The team behind eo-learn have themselves have proposed using a Temporal Fully-Convolutional Network (TFCN) for this: https://sentinel-hub.com/sites/default/lps_2019_eolearn_TFCN.pdf. TFCNs take rank 4 tensors as inputs and use 3D convolutions to capture patterns in space and time simultaneously.
Building latent representations using unsupervised learning
If the competition had allowed for the use of external data, it would have been interesting to explore the Tile2Vec technique described in this paper https://arxiv.org/abs/1805.02855. The idea here is to generate latent vector representations of areas from satellite imagery by setting up an unsupervised learning task using a triplet loss.
I am very curious to learn what approaches the other competitors employed.
Thanks
I’d like to thank the team at Zindi for putting together such an interesting challenge.
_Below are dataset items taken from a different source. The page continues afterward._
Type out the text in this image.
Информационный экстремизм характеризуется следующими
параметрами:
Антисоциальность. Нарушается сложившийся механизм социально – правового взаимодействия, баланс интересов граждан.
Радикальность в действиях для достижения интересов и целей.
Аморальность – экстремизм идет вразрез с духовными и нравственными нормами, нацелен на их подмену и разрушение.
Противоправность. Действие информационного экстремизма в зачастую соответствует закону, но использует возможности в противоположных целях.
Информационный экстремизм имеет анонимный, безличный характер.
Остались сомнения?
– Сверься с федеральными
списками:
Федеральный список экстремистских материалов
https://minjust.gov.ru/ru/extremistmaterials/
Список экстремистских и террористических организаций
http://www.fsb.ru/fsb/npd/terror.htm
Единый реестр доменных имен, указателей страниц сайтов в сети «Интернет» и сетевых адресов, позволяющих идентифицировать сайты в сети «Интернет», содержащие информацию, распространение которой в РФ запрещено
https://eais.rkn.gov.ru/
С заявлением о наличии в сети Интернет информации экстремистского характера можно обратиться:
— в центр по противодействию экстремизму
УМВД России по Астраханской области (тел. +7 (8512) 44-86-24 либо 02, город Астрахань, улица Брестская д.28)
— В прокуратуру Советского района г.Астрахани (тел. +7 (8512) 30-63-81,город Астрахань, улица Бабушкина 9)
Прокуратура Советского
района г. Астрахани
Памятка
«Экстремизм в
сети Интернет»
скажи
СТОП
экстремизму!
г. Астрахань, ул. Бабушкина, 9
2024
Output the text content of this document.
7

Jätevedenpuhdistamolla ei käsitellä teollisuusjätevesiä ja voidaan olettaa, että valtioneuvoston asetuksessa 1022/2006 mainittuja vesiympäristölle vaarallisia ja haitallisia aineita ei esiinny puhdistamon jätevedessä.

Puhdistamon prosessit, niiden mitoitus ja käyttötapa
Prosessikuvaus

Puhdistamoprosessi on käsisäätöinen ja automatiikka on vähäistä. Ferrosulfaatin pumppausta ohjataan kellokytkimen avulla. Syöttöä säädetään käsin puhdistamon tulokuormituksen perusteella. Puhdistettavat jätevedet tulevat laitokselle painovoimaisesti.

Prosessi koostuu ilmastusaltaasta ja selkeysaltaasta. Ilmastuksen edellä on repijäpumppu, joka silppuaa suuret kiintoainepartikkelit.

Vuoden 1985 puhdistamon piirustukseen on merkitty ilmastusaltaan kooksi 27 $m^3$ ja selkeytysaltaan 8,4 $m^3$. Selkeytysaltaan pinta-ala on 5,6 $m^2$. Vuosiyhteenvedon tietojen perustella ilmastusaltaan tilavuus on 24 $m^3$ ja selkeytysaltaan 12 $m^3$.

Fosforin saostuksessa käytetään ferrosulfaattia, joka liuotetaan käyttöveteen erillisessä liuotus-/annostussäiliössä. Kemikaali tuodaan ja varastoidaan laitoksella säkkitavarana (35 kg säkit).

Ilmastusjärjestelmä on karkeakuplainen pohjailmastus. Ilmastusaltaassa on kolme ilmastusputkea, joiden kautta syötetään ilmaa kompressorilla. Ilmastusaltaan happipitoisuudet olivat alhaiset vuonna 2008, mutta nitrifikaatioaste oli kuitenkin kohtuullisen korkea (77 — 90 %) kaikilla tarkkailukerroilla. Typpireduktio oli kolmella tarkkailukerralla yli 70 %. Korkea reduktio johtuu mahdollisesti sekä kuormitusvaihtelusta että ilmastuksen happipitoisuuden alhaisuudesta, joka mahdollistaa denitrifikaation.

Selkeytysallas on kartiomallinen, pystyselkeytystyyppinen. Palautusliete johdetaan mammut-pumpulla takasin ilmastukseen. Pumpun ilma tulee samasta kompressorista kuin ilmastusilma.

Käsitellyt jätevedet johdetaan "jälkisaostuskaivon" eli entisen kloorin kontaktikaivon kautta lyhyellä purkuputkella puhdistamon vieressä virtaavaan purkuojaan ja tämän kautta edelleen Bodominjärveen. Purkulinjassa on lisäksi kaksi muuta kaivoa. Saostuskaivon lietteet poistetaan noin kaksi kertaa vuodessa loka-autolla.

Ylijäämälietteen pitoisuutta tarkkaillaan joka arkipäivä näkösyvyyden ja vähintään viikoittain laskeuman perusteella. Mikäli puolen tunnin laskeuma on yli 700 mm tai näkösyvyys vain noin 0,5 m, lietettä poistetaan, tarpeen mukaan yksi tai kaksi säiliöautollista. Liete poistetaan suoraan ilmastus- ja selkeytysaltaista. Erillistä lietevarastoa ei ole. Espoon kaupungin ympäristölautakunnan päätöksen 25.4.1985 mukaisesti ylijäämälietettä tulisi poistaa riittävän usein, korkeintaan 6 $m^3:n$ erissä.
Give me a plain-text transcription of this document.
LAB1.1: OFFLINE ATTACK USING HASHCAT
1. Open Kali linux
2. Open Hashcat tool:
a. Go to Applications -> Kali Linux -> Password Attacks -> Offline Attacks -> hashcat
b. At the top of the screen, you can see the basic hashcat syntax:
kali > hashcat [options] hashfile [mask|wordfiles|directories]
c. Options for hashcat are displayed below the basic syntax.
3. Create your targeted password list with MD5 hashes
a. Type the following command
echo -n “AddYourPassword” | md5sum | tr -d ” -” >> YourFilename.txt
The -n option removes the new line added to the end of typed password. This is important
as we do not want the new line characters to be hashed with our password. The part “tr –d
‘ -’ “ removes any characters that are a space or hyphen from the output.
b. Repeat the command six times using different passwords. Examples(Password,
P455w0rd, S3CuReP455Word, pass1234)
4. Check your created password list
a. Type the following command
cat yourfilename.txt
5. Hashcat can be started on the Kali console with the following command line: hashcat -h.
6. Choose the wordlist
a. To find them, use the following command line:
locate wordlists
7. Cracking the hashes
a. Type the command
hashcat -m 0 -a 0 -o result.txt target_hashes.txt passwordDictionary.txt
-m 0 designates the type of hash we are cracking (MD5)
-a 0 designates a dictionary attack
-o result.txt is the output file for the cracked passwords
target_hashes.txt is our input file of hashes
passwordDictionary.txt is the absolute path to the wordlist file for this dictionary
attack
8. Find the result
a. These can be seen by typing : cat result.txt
I’d also like to thank the eo-learn team both for providing such a useful library and for such engaging posts on how to use it. Thanks too to the fastai community for all their work in making deep learning more approachable and broadly accessible. Finally I’d like to thank Stefano Giomo for all his input on this project.
Copyright and attribution
The code in the notebooks in this repository is licensed under the Apache Licence, Version 2.0. Please feel free to modify and re-use it. If you find this work useful and re-use it in a public context it would be great if you could mention where the code originated.